A fond farewell: Doreen Christensen Announces Retirement from the Sentinel

I didn’t format this – it is in today’s Sun Sentinel. Doreen will forever be missed from the paper’s pages. ☹

A fond farewell: Doreen Christensen Announces Retirement from the Sentinel


2/2/2020 Sun Sentinel – Broward enewspaper.sun-sentinel.com/html5/desktop/production/default.aspx?edid=544d6cc0-3522-4315-b079-bcadba100773 1/2

A fond farewell

Friday was my last day at the Sun Sentinel.

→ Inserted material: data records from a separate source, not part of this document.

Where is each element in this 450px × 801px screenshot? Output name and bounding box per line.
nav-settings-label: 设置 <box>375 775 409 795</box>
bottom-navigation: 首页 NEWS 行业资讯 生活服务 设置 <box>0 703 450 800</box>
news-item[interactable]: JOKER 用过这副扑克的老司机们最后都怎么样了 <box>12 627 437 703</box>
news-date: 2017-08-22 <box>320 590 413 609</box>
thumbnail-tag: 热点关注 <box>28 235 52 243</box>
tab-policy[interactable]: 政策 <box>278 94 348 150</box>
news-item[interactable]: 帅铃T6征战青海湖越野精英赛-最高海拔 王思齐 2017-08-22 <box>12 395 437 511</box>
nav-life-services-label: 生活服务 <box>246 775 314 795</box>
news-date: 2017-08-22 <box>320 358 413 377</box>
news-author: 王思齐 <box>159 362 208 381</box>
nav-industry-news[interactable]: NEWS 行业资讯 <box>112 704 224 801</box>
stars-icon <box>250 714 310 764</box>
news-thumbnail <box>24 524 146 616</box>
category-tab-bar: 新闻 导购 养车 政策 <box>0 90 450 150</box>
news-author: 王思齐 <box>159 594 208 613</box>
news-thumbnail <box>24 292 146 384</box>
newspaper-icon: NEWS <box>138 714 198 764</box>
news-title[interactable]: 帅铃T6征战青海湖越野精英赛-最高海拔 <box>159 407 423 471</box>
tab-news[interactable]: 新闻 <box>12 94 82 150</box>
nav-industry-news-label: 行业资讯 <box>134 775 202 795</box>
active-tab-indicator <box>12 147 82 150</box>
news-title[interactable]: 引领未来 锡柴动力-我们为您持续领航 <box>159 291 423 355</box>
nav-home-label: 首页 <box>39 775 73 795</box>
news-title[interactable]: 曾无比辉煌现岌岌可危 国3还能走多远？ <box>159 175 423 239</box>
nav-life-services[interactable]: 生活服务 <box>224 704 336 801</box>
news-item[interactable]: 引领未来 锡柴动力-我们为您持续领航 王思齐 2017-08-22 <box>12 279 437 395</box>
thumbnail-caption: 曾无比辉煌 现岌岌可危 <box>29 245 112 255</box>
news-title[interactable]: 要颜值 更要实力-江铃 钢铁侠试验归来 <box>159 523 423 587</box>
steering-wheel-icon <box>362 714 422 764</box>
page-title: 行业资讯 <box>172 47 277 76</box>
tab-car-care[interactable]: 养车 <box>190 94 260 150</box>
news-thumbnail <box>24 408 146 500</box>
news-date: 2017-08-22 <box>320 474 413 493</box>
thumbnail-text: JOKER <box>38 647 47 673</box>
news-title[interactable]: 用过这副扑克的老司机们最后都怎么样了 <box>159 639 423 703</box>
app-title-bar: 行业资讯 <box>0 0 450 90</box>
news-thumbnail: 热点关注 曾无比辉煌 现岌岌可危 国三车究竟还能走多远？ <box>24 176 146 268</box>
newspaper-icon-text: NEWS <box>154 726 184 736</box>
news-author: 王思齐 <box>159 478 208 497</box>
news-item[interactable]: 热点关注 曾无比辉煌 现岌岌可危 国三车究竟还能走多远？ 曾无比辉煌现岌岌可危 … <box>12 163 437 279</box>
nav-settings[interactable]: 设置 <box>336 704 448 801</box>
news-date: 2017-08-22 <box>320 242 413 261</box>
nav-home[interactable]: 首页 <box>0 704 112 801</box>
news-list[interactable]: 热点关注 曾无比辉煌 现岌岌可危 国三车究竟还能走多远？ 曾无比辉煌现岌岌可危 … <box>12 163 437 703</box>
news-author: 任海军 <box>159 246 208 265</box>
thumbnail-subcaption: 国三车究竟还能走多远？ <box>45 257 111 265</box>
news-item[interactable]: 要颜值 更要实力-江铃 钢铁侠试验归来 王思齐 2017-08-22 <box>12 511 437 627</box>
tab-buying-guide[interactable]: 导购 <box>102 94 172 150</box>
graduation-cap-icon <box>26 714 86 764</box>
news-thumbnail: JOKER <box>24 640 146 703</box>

After 40 years, I’ve decided to hang up my press pass, pica pole and proportion wheel and retire from this wonderful newspaper. The company made an offer I can’t refuse. I’m ready for a bit of rest and more travel with my husband, Dan. I’ve had many different jobs here, from editing the TV Book to laying out news and features sections on the copy desk. But digging up more than 3,500 Doreen’s Deals and saving you money these past 10 years has been by far the most satisfying. I will miss writing for you. Many newsies say ink runs in their veins. I’ll go a step further. It’s intertwined in our DNA. This newspaper — every newspaper — lives, breathes and has a heartbeat. I love the Sun Sentinel like it’s a member of my own family because I’ve spent nearly three quarters of my life growing into a career. This has been my only job. I’ve been honored to work with this talented news team of dedicated reporters and editors covering many stories. But I’m most proud of our winning the 2019 Pulitzer Prize for Public Service, among many other honors, after spending most of 2018 weeping, reporting and writing about the Parkland massacre. It was a bittersweet moment, receiving our second gold medal in a decade. It shows how this courageous staff has your back. They deserve your never-ending support. I will miss them so. Forty years ago, when I was in high school, my friend Alaina helped me get a job working for the Fort Lauderdale News selling subscriptions. Every day after school, a nice man named Mr. Shumacker picked me and eight other kids up in his big white van and dropped us in local neighborhoods (South Florida was safer then) to go door-to-door asking people to buy the News, a dominant evening paper, or the morning Sun Sentinel. A 13-week subscription was just $5. What a deal. I was awful at it.

Mr. Shumacker would tell me every Monday that he was going to have to let me go if I didn’t sell at least one subscription. I’d then beg him to come knock on a door and show me how it was done. He would agree and literally stick his foot in the door until the poor person handed over the five bucks. I helpfully filled out the order in my little book. This went on for months. I was no salesman. I soon transferred into the main office on the New River in downtown Fort Lauderdale to work in the Circulation department answering phones after school, learning first-hand the importance of good customer service. Not long after starting, I made my first trip to the press room. I’ll never forget the intoxicating smell of ink and the rumble and roar of those mighty machines. From that moment, I was hooked. The printing of a newspaper is truly a daily miracle, sheer teamwork. A running press is mesmerizing. I still pop into the press room to marvel at those beautiful hunks of metal. I will miss them.

Next, I transferred to the newsroom, taking a full-time job as the editorial page clerk, then as executive secretary to the editor. I finally made the leap from the clerical staff to the professional staff as an editor on the feature copy desk, thanks to Editor Earl Maucker. Finally, in 2010, I settled in the features department as a digital reporter. I became a columnist in 2013how I bought a Lexus with coupons, explaining . I’ve worked for eight publishers and five executive editors. I’ve had many mentors. They taught me trade secrets about their craft while encouraging and challenging me to grow. This business rewards curiosity and allows the pursuit of subjects that interest you; it lets you make a difference in your community and right wrongs, but mostly, it’s just plain fun. As a bonus, you get to meet all kinds of interesting people. I will miss that, too. There have been so many editors who helped mold me into the journalist I am today. They know who they are, and I’ll forever be grateful for their help. Like most of my grizzled colleagues, I’ve tried to pay that forward to every intern and green staffer who came my way.

One final thought: Before sharing bitter rhetoric about the dying state of the news business and destruction of local news by corporate overlords, let’s try something different. Buy the newspaper or a digital subscription. Support journalism. Please stop complaining on social media that you can’t read our stories because you hit a paywall. You don’t get a cup of coffee at Starbucks for free, and the same is true of the news. Pony up. You won’t be sorry. To make it easy for you, I’m sharing one final Doreen’s Deal. I asked our publisher, Nancy Meyer, for a hot subscription offer for six months of unlimited access to SunSentinel.com for $1.

Go to SunSentinel.com/greatdeal to sign up through Feb. 14. Share that with your friends and family!

It’s ironic that after celebrating my 40th anniversary on Jan. 27, I’ve come full circle, going out just like I came in, selling subscriptions. Now, it’s time to say so long. Thank you for being a loyal reader and for subscribing to the Sun Sentinel.